Write the equation of the line, in standard form, that has a y-intercept of 2 and is parallel to 2x + y = -5. Include your work in your final answer. Type your answer in the box provided submit your solution.
To find the equation of the line that is parallel to 2x + y = -5, we need to determine the slope of the given line and use it to write the equation of the new line.
First, let's convert the given equation to slope-intercept form (y = mx + b), where m is the slope and b is the y-intercept.
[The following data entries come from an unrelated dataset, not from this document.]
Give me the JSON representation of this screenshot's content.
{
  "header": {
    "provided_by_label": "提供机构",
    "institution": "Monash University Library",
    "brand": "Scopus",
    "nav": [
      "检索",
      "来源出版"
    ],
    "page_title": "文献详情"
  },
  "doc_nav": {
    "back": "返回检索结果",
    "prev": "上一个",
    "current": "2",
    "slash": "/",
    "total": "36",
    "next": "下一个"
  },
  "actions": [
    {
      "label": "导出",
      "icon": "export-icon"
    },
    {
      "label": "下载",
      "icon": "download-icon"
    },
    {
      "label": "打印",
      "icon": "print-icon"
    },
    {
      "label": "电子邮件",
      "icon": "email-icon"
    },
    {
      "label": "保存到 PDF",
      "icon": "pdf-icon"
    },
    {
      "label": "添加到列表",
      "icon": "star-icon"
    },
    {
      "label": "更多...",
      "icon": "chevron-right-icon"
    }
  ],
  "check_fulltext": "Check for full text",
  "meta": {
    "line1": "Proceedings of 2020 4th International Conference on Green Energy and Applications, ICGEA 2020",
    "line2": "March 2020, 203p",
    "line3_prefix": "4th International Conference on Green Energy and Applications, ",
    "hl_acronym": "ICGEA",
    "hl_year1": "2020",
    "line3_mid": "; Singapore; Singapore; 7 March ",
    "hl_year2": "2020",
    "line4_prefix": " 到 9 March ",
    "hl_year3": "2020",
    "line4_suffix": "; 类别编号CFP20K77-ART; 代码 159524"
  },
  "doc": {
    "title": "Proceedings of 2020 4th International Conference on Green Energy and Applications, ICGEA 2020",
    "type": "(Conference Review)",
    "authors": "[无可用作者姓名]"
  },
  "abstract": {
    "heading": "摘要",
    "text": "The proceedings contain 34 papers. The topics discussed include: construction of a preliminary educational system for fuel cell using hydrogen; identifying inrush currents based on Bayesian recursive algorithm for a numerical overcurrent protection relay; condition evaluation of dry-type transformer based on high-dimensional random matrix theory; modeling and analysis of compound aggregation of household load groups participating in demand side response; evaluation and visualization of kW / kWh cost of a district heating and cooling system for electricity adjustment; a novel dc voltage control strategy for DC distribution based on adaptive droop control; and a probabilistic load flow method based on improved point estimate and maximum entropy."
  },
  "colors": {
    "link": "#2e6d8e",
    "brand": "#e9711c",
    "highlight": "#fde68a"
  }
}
Rearranging the equation, we have y = -2x - 5.
From this equation, we can see that the slope of the given line is -2.
Since the line we want to find is parallel to the given line, it will have the same slope of -2.
Now, we can write the equation of the new line.
In slope-intercept form, the equation is y = mx + b, where m is the slope and b is the y-intercept.
We know that the y-intercept is 2, so b = 2. The slope is -2, so m = -2.
The equation of the line is y = -2x + 2.
To convert this equation to standard form Ax + By = C, we multiply through by -1:
-1 * y = -1 * (-2x + 2)
-y = 2x - 2
Now, we move all the terms to one side of the equation:
2x + y = -2
Therefore, the equation of the line, in standard form, that has a y-intercept of 2 and is parallel to 2x + y = -5 is 2x + y = -2.